According to Vdep values reported in the literature for fine particle organic matter (FPOM) (Supplementary Table 4), the median Vdep value was approximately 0.180 mm.s−1 (interquartile range 0.08–0.43). Using this median Vdep value, our simulations allowed correct predictions of the eDNA detection distance ranges observed in experimental and observational studies previously reported in the literature22,26,29,30 and in this study when the corresponding hydrological conditions were considered (Table 2).

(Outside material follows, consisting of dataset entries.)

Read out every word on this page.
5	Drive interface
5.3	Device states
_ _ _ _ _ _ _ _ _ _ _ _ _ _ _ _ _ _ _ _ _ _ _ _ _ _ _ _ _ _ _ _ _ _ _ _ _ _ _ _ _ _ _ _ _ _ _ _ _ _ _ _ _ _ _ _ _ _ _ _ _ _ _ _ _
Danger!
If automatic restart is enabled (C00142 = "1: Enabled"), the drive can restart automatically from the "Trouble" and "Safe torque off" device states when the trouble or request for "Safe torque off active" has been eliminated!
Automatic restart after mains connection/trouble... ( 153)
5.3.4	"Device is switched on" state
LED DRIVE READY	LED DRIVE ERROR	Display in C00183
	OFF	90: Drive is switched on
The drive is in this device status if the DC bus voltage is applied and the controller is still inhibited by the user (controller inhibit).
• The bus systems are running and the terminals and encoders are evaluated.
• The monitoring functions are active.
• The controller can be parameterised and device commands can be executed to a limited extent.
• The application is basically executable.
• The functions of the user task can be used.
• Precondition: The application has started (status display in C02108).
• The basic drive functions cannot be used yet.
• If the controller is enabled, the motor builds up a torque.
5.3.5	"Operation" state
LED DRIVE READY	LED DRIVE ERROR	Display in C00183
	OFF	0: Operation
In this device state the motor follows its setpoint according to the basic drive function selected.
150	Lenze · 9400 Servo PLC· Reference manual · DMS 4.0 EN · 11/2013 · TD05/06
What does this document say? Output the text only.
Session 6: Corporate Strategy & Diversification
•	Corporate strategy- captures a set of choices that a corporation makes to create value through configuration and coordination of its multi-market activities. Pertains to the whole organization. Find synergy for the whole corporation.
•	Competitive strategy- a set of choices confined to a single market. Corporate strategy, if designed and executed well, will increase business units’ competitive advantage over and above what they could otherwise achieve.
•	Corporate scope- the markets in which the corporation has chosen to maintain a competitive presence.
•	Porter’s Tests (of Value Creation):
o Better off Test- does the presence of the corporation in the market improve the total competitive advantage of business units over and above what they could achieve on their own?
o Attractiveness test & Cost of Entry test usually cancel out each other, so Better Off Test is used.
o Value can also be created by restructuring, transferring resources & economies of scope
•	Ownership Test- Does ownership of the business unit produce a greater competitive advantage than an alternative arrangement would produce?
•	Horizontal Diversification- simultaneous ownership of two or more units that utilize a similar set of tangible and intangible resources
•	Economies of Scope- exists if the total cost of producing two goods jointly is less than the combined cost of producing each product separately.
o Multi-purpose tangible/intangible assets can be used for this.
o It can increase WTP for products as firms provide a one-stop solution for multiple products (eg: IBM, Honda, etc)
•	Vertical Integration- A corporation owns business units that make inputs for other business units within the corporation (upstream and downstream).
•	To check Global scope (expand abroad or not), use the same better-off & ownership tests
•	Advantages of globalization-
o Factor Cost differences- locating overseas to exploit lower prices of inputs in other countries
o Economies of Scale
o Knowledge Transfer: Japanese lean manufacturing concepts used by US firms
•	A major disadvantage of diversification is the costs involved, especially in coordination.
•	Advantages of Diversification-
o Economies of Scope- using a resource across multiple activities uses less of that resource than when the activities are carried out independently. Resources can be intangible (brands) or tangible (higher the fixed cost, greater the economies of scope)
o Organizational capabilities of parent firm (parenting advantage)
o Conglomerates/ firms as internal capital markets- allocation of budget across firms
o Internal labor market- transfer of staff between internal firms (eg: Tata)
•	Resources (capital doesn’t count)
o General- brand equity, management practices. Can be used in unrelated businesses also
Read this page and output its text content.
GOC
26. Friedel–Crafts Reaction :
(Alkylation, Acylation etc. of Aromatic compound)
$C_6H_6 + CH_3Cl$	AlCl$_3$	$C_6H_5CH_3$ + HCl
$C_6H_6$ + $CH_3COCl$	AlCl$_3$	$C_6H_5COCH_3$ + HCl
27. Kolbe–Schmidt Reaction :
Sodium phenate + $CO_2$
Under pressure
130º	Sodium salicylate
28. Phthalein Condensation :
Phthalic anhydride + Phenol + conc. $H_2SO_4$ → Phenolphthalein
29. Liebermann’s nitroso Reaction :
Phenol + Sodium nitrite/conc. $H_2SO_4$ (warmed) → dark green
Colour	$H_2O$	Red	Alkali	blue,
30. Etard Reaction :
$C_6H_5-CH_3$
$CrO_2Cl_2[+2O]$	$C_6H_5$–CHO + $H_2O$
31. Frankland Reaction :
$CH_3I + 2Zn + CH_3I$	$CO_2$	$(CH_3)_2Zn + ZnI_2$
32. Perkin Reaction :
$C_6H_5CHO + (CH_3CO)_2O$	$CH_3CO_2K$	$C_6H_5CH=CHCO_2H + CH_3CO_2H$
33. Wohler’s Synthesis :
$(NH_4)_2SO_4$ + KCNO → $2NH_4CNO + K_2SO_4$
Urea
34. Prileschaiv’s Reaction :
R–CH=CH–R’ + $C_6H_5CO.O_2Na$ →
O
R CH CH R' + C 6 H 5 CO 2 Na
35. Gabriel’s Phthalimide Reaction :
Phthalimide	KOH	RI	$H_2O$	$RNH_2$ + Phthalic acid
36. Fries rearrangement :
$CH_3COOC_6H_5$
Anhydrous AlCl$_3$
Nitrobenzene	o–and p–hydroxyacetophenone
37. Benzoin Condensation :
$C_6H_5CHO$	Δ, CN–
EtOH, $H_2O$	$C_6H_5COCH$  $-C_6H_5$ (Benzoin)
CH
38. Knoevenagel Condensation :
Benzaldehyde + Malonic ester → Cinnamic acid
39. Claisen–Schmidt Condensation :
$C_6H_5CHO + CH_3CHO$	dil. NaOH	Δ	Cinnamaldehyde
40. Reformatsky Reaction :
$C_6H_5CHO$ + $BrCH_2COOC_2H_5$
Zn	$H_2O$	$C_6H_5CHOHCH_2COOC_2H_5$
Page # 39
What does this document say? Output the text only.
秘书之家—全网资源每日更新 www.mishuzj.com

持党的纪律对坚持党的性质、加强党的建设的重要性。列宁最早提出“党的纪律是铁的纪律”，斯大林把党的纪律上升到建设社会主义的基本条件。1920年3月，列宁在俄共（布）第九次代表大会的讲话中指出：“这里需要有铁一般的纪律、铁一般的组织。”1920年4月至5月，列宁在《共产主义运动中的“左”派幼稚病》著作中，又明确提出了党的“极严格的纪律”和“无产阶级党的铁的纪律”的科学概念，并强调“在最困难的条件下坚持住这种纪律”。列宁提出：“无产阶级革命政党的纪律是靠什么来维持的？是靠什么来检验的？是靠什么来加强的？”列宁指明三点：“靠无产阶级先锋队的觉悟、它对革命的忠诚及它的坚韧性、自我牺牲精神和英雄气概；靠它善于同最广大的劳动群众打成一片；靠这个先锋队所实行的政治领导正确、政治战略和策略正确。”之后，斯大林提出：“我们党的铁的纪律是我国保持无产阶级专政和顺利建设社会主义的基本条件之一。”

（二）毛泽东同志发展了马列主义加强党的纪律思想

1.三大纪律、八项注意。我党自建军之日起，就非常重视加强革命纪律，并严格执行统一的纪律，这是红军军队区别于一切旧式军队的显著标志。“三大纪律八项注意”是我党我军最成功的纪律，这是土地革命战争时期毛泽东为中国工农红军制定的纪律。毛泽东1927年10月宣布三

Table 2 Comparison of eDNA detection distances observed in caged fish experiments (Exp) or observational studies (Obs) and those predicted by simulation considering a value of the vertical transfer of FPOM from the water column to the riverbed (Vdep) computed from selected publications (median value ± interquartile range, see Supplementary Table 4) The maximal predicted detection distance is defined as the distance for which only one mtDNA copy of a hypothetical MOTU quantity released upstream is still present in the water column (see Method section for explanation).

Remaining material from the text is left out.